Cuando Sinwar tomó su decisión no fue política. Era el espejo emocional de dos millones de personas bajo asedio que habían vivido años de humillación, destrucción, impotencia, muerte de niños, incendio de granjas y negociaciones degradantes. Este inconsciente colectivo no buscaba ya la esperanza. Más bien buscaba venganza contra la aniquilación, contra el sentimiento de marginalidad, contra su invisibilidad en el mundo. Por lo tanto el 7 de octubre no fue sólo una revuelta armada sino una afirmación de su existencia.
Mientras muchos ven el evento desde el punto de vista de si fue una “decisión racional”, la verdadera respuesta la proporciona el filósofo alemán Walter Benjamin cuando escribe que “cada revuelta revolucionaria no está motivada por aspiraciones de futuro, sino por la desesperación del presente”. El 7 de octubre fue la explosión histórica en la que la desesperación llegó al ápice y se convirtió en espada.
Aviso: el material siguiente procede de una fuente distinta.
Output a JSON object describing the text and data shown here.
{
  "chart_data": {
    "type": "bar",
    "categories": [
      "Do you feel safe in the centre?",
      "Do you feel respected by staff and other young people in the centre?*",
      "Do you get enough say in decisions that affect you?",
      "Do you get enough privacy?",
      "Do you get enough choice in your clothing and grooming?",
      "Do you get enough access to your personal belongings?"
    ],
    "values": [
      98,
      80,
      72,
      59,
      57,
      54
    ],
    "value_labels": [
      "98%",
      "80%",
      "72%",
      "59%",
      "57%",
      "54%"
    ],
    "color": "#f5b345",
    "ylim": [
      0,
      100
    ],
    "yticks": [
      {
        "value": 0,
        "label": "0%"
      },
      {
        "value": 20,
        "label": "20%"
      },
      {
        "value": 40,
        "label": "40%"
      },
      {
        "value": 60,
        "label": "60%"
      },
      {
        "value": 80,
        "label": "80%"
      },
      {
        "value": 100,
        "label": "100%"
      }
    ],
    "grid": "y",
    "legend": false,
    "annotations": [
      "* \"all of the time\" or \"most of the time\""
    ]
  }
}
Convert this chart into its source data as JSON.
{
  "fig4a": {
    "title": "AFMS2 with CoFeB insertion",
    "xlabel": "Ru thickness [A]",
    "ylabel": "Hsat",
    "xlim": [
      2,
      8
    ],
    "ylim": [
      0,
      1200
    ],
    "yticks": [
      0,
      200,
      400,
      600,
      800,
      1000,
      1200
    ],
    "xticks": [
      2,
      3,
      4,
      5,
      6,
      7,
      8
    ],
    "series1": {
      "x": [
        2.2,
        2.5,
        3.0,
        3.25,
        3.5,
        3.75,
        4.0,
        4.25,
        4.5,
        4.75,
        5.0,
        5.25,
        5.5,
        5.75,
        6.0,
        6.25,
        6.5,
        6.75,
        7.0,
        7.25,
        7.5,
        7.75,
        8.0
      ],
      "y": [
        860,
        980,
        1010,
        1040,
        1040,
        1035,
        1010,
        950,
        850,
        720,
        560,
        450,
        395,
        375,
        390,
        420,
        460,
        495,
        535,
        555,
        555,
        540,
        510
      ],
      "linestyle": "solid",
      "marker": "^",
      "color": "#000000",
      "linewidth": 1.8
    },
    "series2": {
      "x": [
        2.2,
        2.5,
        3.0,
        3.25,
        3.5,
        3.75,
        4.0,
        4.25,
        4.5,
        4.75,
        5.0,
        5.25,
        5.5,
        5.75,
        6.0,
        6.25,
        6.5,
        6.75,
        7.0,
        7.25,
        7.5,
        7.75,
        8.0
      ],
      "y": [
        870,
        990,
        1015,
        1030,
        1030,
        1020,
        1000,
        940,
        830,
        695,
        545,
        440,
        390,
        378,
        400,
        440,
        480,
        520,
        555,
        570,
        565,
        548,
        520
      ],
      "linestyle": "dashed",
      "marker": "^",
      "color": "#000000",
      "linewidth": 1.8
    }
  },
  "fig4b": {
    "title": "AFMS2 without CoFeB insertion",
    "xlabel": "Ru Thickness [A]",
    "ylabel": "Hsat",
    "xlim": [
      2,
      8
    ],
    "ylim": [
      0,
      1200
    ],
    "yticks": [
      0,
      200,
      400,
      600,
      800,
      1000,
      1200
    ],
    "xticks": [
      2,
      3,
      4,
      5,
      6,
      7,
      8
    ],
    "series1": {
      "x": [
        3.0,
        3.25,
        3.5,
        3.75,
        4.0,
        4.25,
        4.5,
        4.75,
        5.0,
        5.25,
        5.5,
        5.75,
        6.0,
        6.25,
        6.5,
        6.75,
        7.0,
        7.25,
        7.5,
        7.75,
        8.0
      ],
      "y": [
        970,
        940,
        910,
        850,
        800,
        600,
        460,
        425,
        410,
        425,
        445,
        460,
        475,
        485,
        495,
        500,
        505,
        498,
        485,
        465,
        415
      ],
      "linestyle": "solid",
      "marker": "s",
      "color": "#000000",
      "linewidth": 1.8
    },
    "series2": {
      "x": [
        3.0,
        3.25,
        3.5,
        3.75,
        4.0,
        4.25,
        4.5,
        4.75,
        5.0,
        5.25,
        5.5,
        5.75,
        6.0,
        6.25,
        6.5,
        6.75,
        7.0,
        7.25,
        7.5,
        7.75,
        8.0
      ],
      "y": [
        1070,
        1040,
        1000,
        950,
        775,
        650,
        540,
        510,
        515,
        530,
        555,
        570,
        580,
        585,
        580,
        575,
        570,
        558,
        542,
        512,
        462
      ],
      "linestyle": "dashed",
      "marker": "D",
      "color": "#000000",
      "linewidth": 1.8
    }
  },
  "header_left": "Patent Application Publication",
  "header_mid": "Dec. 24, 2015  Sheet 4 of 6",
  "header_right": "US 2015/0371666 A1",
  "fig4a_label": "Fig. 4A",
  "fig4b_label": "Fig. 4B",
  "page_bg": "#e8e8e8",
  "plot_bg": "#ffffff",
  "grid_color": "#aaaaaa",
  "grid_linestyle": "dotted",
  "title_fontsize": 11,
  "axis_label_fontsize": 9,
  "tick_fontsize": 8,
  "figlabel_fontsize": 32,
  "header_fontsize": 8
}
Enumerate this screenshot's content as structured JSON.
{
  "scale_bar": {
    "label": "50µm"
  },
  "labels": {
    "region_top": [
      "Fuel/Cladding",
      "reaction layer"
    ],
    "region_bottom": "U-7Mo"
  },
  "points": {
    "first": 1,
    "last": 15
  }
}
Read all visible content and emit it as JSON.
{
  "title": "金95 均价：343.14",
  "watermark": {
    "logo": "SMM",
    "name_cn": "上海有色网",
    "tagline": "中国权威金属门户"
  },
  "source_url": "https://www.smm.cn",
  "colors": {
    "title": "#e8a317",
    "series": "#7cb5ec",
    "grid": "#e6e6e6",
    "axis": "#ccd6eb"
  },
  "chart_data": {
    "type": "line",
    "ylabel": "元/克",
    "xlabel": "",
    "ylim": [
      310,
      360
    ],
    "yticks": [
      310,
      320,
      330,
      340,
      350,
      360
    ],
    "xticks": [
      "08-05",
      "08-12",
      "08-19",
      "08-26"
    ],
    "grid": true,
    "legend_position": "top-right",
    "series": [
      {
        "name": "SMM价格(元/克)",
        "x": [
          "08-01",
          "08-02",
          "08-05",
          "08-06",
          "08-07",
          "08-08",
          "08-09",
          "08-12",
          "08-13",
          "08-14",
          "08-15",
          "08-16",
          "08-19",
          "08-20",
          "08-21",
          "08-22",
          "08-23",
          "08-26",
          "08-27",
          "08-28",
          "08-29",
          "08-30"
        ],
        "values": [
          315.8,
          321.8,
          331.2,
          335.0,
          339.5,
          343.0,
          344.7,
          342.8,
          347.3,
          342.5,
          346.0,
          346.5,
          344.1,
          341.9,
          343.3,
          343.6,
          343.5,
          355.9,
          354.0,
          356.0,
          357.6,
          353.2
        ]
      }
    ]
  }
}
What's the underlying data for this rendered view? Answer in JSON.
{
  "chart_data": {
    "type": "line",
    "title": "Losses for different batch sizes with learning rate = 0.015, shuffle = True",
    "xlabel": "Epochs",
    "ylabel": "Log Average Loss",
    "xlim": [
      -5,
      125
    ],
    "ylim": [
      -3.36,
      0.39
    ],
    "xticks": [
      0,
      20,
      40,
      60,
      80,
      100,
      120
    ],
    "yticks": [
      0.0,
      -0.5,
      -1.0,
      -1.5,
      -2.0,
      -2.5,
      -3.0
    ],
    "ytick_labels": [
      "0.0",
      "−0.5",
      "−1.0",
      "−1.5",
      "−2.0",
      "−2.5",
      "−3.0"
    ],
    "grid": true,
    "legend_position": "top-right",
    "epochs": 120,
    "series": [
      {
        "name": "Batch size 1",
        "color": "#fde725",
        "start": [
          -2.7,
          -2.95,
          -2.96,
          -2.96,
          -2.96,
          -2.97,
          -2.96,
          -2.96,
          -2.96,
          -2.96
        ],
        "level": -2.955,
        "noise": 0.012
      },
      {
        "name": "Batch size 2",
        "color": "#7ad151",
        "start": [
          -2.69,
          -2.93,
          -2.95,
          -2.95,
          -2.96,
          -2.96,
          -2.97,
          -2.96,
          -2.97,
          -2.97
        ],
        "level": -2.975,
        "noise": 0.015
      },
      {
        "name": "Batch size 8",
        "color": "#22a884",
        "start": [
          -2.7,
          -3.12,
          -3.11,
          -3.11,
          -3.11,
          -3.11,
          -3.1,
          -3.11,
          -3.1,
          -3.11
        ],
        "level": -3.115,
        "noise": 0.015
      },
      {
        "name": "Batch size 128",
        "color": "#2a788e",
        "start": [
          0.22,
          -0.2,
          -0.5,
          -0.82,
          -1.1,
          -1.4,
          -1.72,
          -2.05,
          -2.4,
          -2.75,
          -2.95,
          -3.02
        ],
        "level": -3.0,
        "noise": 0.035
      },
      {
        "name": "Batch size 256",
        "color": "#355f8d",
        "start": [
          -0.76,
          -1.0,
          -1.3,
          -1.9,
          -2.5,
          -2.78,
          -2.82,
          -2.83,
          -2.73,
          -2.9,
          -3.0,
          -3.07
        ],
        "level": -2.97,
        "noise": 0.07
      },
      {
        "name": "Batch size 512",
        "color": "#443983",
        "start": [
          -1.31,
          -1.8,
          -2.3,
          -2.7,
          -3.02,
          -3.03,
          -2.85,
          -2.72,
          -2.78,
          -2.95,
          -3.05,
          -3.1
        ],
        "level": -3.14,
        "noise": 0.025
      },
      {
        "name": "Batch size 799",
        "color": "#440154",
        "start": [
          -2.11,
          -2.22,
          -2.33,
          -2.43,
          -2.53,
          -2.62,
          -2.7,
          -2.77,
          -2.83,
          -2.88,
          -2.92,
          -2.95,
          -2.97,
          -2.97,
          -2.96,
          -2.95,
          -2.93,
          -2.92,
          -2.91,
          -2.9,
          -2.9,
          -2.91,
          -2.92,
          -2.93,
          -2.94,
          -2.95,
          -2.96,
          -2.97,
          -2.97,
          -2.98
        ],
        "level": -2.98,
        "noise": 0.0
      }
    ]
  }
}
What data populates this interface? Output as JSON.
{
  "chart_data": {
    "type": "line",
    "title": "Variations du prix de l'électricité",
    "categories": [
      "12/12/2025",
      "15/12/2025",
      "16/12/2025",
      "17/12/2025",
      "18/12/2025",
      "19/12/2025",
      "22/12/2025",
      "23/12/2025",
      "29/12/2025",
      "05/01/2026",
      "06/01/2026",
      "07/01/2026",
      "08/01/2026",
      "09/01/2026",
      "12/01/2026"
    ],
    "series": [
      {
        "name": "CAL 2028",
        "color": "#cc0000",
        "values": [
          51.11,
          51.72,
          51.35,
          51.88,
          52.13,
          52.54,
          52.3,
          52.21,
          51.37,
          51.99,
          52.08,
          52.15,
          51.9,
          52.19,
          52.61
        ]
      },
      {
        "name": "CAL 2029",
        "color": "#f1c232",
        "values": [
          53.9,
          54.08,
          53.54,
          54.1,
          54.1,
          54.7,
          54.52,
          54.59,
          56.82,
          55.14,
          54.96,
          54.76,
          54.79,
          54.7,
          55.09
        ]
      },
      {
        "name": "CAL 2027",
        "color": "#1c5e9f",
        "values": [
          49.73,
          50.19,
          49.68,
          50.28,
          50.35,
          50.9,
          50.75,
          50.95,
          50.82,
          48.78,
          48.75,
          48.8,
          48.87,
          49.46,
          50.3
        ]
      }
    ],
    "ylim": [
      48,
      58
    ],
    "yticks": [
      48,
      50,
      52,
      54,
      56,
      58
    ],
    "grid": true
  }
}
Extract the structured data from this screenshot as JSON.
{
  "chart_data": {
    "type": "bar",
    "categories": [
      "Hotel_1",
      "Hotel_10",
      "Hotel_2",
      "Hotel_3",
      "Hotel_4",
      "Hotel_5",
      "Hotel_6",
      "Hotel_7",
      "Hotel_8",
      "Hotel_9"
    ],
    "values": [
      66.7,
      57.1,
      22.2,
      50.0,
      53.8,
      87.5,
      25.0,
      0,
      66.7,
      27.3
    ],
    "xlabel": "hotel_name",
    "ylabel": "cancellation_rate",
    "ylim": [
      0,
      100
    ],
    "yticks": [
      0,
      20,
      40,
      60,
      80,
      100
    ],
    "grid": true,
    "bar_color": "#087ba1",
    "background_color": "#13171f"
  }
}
Extrañamente, algunos críticos se preguntan aún: “¿no sabía Sinwar que Israel iba a responder?” Como si no entendieran o no quisieran comprender que Sinwar lo sabía mejor que ellos. Pero que decidió que ese momento servía para hacer una gran revelación no sólo desde el punto de vista militar, sino sobre todo a nivel moral global. Israel es una entidad protegida por una imponente máquina de propaganda que se presenta siempre como la víctima ejemplar. Sinwar la llevo a matar hasta que se le cayera la máscara.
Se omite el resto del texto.